This repository provides the pytorch implementatin of our ICLR 2024 work: Inducing High Energy-Latency of Large Vision-Language Models with Verbose Images.
Large vision-language models (VLMs) such as GPT-4 have achieved exceptional performance across various multi-modal tasks. However, the deployment of VLMs necessitates substantial energy consumption and computational resources. Once attackers maliciously induce high energy consumption and latency time (energy-latency cost) during inference of VLMs, it will exhaust computational resources. In this paper, we explore this attack surface about availability of VLMs and aim to induce high energy-latency cost during inference of VLMs. We find that high energy-latency cost during inference of VLMs can be manipulated by maximizing the length of generated sequences. To this end, we propose verbose images, with the goal of crafting an imperceptible perturbation to induce VLMs to generate long sentences during inference. Concretely, we design three loss objectives. First, a loss is proposed to delay the occurrence of end-of-sequence (EOS) token, where EOS token is a signal for VLMs to stop generating further tokens. Moreover, an uncertainty loss and a token diversity loss are proposed to increase the uncertainty over each generated token and the diversity among all tokens of the whole generated sequence, respectively, which can break output dependency at token-level and sequence-level. Furthermore, a temporal weight adjustment algorithm is proposed, which can effectively balance these losses. Extensive experiments demonstrate that our verbose images can increase the length of generated sequences by 7.87 times and 8.56 times compared to original images on MS-COCO and ImageNet datasets, which presents potential challenges for various applications.
This code is tested on our local environment (python=3.9.2, cuda=11.6), and we recommend you to use anaconda to create a vitural environment:
conda create -n VI python=3.9.2
Then, activate the environment:
conda activate VI
Install requirements:
pip install -e .
Please download MS-COCO dataset from its official website and randomly select 1,000 images.

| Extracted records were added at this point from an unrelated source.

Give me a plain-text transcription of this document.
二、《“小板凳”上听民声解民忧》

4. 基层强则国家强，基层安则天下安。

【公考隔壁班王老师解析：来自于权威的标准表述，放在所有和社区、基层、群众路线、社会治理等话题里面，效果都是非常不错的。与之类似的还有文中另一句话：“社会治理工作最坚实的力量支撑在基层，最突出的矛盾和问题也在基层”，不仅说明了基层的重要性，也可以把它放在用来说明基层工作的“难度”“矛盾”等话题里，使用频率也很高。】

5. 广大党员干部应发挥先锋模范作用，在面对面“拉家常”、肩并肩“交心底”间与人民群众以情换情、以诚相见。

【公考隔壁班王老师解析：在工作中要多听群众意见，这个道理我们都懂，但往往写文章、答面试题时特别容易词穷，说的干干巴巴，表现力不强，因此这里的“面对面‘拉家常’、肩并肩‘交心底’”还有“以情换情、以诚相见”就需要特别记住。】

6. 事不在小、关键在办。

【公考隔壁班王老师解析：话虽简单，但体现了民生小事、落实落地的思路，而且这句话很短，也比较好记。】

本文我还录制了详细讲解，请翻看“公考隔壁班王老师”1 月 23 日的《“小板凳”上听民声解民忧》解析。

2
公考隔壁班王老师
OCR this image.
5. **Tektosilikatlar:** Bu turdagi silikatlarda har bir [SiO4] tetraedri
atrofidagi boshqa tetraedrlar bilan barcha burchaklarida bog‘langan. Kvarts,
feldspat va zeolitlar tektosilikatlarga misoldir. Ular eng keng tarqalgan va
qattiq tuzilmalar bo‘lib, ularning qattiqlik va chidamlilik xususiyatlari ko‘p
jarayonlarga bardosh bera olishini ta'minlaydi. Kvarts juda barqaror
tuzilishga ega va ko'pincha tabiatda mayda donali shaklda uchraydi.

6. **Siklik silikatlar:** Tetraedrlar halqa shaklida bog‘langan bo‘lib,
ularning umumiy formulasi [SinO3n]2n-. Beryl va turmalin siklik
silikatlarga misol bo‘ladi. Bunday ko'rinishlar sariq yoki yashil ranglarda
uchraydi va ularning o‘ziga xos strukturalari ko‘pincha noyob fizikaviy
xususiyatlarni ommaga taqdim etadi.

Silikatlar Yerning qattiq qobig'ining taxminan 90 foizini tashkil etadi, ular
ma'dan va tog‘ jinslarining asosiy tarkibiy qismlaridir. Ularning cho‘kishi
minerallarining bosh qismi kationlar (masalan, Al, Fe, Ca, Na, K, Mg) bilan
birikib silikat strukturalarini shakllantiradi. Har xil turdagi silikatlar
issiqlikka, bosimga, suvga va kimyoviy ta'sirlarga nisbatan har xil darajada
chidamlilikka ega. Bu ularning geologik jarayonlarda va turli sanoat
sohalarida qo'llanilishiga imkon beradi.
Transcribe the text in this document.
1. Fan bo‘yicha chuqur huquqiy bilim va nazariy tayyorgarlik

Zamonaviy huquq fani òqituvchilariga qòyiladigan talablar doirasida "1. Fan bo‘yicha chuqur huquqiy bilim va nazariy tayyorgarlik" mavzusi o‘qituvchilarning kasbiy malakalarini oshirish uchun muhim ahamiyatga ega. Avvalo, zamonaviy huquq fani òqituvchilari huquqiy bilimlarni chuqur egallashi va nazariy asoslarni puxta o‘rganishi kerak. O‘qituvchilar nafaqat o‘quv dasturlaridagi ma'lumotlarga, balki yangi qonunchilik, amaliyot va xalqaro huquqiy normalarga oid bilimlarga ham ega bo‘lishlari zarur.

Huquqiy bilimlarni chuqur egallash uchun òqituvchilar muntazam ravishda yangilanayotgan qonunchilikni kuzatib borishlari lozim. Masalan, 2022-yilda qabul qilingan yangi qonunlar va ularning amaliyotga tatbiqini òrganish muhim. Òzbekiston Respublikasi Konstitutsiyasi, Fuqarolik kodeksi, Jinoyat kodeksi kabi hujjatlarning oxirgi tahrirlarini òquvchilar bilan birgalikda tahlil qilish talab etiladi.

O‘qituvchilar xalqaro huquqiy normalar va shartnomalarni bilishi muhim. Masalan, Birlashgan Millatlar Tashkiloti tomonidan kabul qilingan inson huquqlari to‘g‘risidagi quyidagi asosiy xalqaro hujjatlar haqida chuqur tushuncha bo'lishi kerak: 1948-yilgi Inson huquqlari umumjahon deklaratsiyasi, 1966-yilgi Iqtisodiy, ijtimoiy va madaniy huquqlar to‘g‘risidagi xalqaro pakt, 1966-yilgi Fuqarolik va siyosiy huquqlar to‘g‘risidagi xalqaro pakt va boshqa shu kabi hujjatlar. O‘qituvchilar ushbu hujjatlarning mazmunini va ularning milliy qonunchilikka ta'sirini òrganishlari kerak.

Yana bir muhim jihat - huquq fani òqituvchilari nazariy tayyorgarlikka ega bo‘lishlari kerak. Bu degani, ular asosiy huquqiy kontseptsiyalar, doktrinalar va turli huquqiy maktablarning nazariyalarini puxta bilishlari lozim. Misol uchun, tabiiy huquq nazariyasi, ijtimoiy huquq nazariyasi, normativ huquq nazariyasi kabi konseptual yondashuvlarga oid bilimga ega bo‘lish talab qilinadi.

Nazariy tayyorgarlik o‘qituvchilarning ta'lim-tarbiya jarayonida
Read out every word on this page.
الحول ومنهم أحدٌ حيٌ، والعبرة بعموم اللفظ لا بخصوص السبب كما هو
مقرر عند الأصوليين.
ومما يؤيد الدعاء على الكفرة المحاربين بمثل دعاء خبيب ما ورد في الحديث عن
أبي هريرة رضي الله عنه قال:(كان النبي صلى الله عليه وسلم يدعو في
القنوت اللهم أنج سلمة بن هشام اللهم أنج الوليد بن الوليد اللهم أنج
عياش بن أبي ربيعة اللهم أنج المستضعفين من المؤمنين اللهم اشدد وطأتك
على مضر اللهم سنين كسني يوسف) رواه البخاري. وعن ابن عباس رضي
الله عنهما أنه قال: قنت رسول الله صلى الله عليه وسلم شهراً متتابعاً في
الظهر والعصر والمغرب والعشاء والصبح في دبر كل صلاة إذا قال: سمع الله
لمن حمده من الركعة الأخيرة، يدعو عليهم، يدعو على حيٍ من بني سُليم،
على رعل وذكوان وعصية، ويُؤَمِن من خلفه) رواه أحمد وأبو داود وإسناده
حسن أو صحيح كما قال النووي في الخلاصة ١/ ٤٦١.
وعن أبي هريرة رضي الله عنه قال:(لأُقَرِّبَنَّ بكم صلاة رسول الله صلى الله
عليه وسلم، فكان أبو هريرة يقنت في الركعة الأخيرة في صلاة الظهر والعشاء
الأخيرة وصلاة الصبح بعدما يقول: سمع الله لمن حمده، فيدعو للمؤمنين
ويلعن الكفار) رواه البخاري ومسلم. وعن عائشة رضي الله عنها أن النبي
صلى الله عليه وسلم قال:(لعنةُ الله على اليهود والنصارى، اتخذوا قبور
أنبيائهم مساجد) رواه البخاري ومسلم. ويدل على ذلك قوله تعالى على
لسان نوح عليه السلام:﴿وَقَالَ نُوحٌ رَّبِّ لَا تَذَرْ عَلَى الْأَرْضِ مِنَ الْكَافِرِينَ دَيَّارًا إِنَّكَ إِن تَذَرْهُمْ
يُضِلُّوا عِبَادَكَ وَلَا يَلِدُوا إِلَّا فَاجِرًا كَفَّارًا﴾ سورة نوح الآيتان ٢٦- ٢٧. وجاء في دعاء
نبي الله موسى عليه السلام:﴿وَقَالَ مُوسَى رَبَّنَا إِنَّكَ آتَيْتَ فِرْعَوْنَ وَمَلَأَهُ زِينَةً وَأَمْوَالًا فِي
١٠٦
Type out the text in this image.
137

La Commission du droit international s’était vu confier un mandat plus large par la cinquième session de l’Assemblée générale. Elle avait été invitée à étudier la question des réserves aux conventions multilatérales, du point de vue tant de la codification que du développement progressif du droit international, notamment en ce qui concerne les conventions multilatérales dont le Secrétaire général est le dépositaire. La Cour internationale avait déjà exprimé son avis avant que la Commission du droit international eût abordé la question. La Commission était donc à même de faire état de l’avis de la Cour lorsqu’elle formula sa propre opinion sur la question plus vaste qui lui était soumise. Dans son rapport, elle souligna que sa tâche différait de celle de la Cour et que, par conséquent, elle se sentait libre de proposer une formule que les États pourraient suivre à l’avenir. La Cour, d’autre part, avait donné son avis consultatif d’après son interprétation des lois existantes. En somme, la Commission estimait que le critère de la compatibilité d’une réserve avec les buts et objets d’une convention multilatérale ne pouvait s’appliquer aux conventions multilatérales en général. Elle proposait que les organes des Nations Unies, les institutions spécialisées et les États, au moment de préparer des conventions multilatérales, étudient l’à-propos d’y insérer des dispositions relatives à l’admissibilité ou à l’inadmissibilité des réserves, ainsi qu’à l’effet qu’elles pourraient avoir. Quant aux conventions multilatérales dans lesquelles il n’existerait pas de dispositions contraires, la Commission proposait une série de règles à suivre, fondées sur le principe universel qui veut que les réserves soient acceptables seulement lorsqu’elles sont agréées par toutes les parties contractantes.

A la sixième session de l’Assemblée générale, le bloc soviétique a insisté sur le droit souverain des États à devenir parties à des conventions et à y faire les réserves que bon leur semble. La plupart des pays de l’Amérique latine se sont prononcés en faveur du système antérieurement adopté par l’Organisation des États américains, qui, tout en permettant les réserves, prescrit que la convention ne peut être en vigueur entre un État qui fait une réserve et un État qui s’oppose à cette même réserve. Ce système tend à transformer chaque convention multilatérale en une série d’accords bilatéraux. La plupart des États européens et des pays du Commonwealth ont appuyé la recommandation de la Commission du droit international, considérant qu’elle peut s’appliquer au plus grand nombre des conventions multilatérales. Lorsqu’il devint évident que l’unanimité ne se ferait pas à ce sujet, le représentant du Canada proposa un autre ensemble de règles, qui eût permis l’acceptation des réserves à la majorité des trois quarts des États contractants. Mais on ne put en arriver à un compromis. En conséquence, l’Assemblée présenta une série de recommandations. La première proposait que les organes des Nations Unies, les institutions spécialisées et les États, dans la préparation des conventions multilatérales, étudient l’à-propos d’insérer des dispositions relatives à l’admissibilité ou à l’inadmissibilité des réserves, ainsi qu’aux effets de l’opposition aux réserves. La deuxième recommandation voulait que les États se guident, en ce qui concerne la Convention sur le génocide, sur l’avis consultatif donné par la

Run the following command to generate verbose images to induce high energy-latency cost of BLIP-2.
bash scripts/run.sh
@inproceedings{gao2024inducing,
title={Inducing High Energy-Latency of Large Vision-Language Models with Verbose Images},
author={Gao, Kuofeng and Bai, Yang and Gu, Jindong and Xia, Shu-Tao and Torr, Philip and Li, Zhifeng and Liu, Wei},
booktitle={ICLR},
year={2024}
}
This respository is mainly based on LAVIS and MiniGPT-4. Thanks for their wonderful works!